Approved Drug Label (PDF)

Boxed Warning

(Newly added section)

WARNING: HEPATIC DECOMPENSATION AND FAILURE IN INCORRECTLY DOSED PBC PATIENTS WITH CHILD-PUGH CLASS B OR C OR DECOMPENSATED CIRRHOSIS

  • In postmarketing reports, hepatic decompensation and failure, in some cases fatal, have been reported in patients with primary biliary cholangitis (PBC) with decompensated cirrhosis or Child-Pugh Class B or C hepatic impairment when OCALIVA was dosed more frequently than recommended.

  • The recommended starting dosage of OCALIVA is 5 mg once weekly for patients with Child-Pugh Class B or C hepatic impairment or a prior decompensation event.

5 Warnings and Precautions

5.1 Hepatic Decompensation and Failure in Incorrectly Dosed PBC Patients with Child-Pugh Class B or C or Decompensated Cirrhosis

(Subsection title has been added; additions and/or revisions are underlined)

In postmarketing reports, hepatic decompensation and failure, in some cases fatal, have been reported in PBC patients with decompensated cirrhosis or Child-Pugh Class B or C hepatic impairment when OCALIVA was dosed more frequently than the recommended starting dosage of 5 mg once weekly.
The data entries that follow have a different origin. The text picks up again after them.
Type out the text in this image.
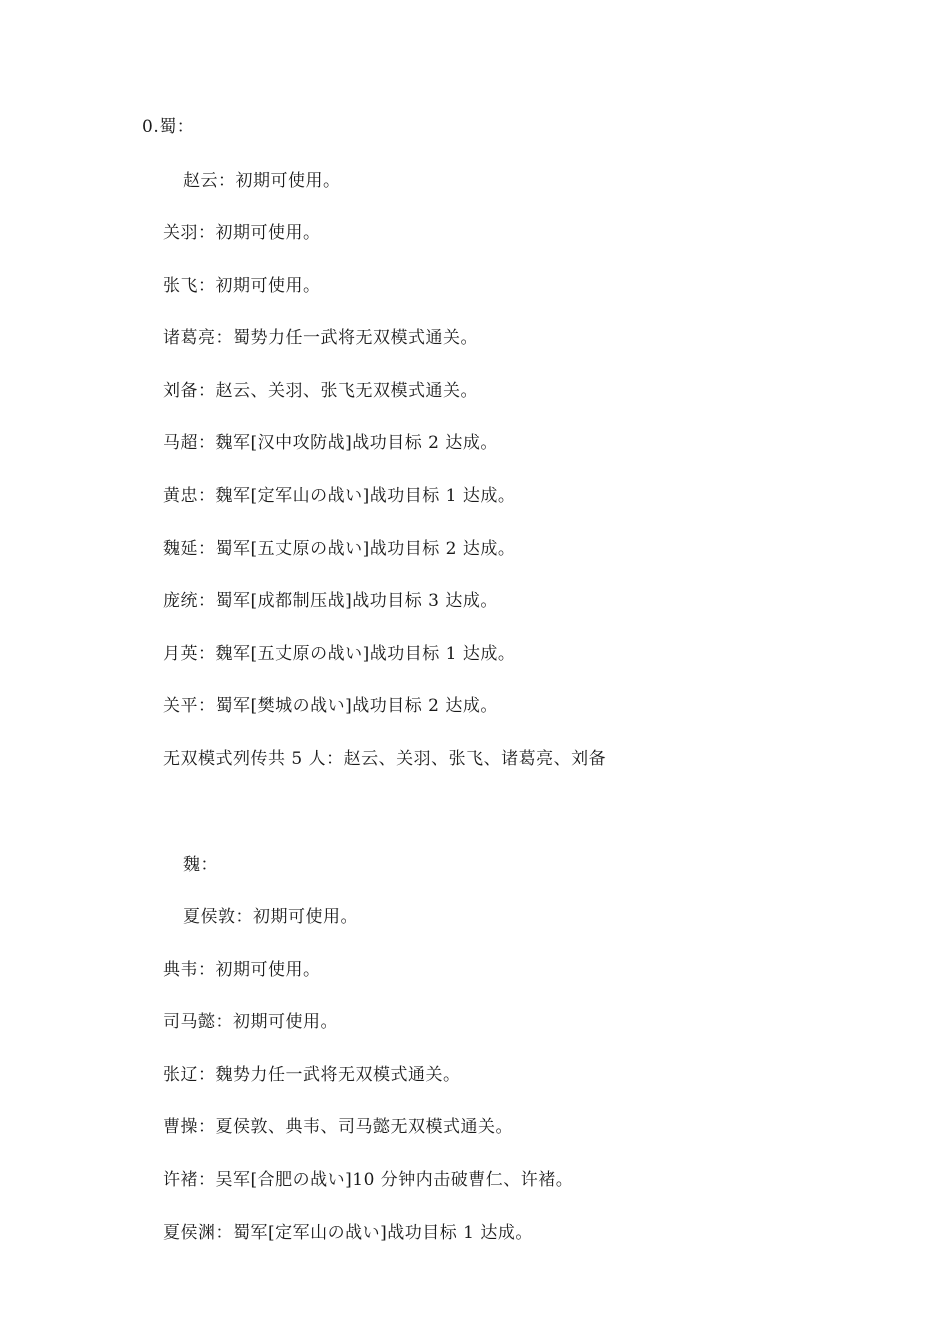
0.蜀：
赵云：初期可使用。
关羽：初期可使用。
张飞：初期可使用。
诸葛亮：蜀势力任一武将无双模式通关。
刘备：赵云、关羽、张飞无双模式通关。
马超：魏军[汉中攻防战]战功目标 2 达成。
黄忠：魏军[定军山の战い]战功目标 1 达成。
魏延：蜀军[五丈原の战い]战功目标 2 达成。
庞统：蜀军[成都制压战]战功目标 3 达成。
月英：魏军[五丈原の战い]战功目标 1 达成。
关平：蜀军[樊城の战い]战功目标 2 达成。
无双模式列传共 5 人：赵云、关羽、张飞、诸葛亮、刘备
魏：
夏侯敦：初期可使用。
典韦：初期可使用。
司马懿：初期可使用。
张辽：魏势力任一武将无双模式通关。
曹操：夏侯敦、典韦、司马懿无双模式通关。
许褚：吴军[合肥の战い]10 分钟内击破曹仁、许褚。
夏侯渊：蜀军[定军山の战い]战功目标 1 达成。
Reported cases typically occurred within 2 to 5 weeks after starting OCALIVA and were characterized by an acute increase in total bilirubin and/or ALP concentrations in association with clinical signs and symptoms of hepatic decompensation (e.g., ascites, jaundice, gastrointestinal bleeding, worsening of hepatic encephalopathy). A few cases reported improvement after OCALIVA discontinuation; however, some cases reported ongoing symptoms. Because postmarketing cases often contain limited clinical information, there was insufficient information to rule out confounding factors (e.g., concomitant medications) or the role of the patient’s underlying advanced disease in the events.

Patients who died due to liver-related complications generally had decompensated cirrhosis prior to treatment and were started on OCALIVA 5 mg once daily, which is 7-fold greater than the once weekly starting regimen in this population.

Patient Management

Routinely monitor patients for progression of PBC disease, including liver-related complications, with laboratory and clinical assessments. Dosage adjustment, interruption or discontinuation may be required.

Close monitoring is recommended for patients at an increased risk of hepatic decompensation. Severe intercurrent illnesses that may worsen renal function or cause dehydration (e.g., gastroenteritis), may exacerbate the risk of hepatic decompensation.

Interrupt treatment with OCALIVA in patients with laboratory or clinical evidence of worsening liver function indicating risk of decompensation, and monitor the patient’s liver function. Consider discontinuing OCALIVA in patients who have experienced clinically significant liver-related adverse reactions.

5.2 Liver-Related Adverse Reactions

(Additions and/or revisions are underlined)

In two 3-month, placebo-controlled clinical trials in patients with primarily early stage PBC disease, a dose-response relationship was observed for the occurrence of liver-related adverse reactions including jaundice, worsening ascites and primary biliary cholangitis flare with dosages of OCALIVA of 10 mg once daily to 50 mg once daily (up to 5-times the highest recommended dosage), as early as one month after starting treatment with OCALIVA.In a pooled analysis of three placebo-controlled trials in patients with primarily early stage PBC disease,…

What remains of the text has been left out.